LOL, never said I could actually do 60 bales an hour though, turning around, cleaning up little wisps of hay on the ends etc cut productivity.


----------



## hay wilson in TX (Jan 28, 2009)

There are a ton of variables on baling.

What is the Book strokes per bale?

Bale length, & weight.

No turns involved. No dead Heading &c

My old NH 315 running at 80 strokes a minute, or at 94 strokes per minute.

Bale length by the book is 15 strokes per bale. Pushing at 11 strokes per bale, taking my time 19 strokes per bale. In practice I drop down a gear if it is 10 or 11 strokes, and gear up at 19 or 20 strokes per bale.

I like to bale at 90 strokes per minute, which has more ineritia cutting the flake. No time down to reload the tying wire or string.

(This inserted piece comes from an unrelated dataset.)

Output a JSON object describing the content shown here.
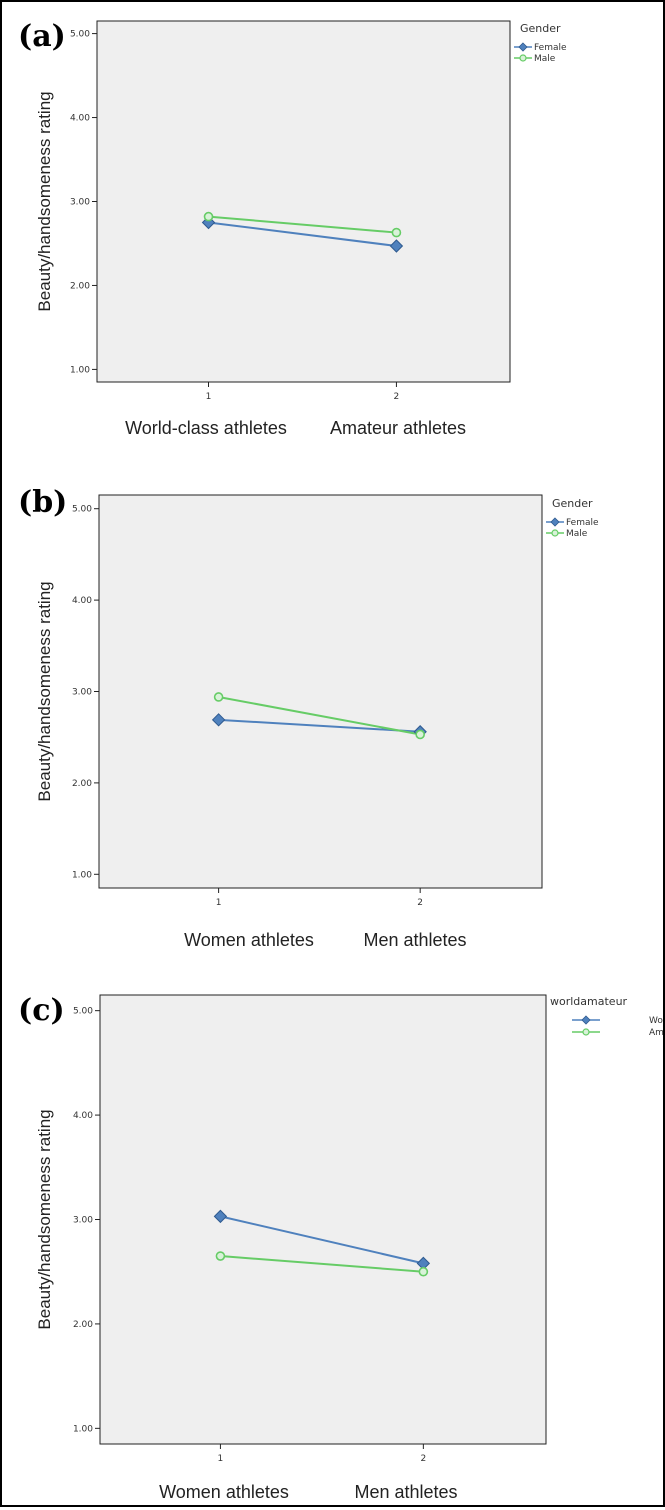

No stops to adjust the tension on the bale chamber.

Good large windrow so we can bale at 1 mph or so.

With everything working for me Probably 475 bales an hour. Be able to eat a sandwitch for something to do.

Do not forget a great job of raking.

Nice to have.

Never having to change gears.

A hydro drive would be wonderful to have the strokes per minute right on & not +/- 4 strokes per bale.

A scale to adjust the pressure on the chamber to for a uniform 55 lbs/Bale & always a 34" bale length.

Never will take operator skills out of hay baling.


----------



## Tx Jim (Jun 30, 2014)

mlappin said:


> LOL, never said I could actually do 60 bales an hour though, turning around, cleaning up little wisps of hay on the ends etc cut productivity.


My understanding of the English language begs to differ & I'll quote you

[/quote] can do a thousand pound round bale a minute in good conditions[/quote].

If that's not stating one can bale 60 1000# rd bales per hr I'll eat a bale of hay.


----------



## deadmoose (Oct 30, 2011)

Tx Jim said:


> My understanding of the English language begs to differ & I'll quote you


 can do a thousand pound round bale a minute in good conditions[/quote].

If that's not stating one can bale 60 1000# rd bales per hr I'll eat a bale of hay.[/quote]

Time to eat some hay. Length of time was not specified.

Howany football players can run a 4.2 40? That doesn't mean they can push close to a 3 min mile.


----------



## deadmoose (Oct 30, 2011)

"In good conditions". No turning, good windrow.


----------



## Tx Jim (Jun 30, 2014)

deadmoose

So are you stating you bale a 1000# bale in a minute then go to the house to allow your baler to cool off?????????? :lol:

I would presume if you could bale one bale in a minute you could bale 60 bales in 60 minutes.


----------



## Gearclash (Nov 25, 2010)

Tx Jim--it is the difference between "indicated" baling rate and "actual" baling rate. There are always the little time losses that drag the actual baling rate down. I've seen a bale a minute with a 5x6 in corn stalks--and for fun this summer pushed my 7090 to a bale every 45 seconds (including wrapping) in oat hay, just to say I did.


----------



## slowzuki (Mar 8, 2011)

That's why I mentioned changing wagons and the time of cleaning scraps etc, just because you hit an amazing peak baling rate doesn't mean the whole job gets done fast. Sometimes slow (medium?) and steady wins the race.


----------



## Tx Jim (Jun 30, 2014)

Gearclash said:


> Tx Jim--it is the difference between "indicated" baling rate and "actual" baling rate. There are always the little time losses that drag the actual baling rate down. I've seen a bale a minute with a 5x6 in corn stalks--and for fun this summer pushed my 7090 to a bale every 45 seconds (including wrapping) in oat hay, just to say I did.


 Thanks for your clarification BUT after having baled well over 150,000 rd bales myself since the mid 80's I think I'm well aware of the difference. I agree baling a bale per minute is quite different than baling 600 rd bales in 10 hrs.

PS: If you'll read OP's 1st sentence you can determine he was inquiring about bales per hour not just ONE MINUTE.


----------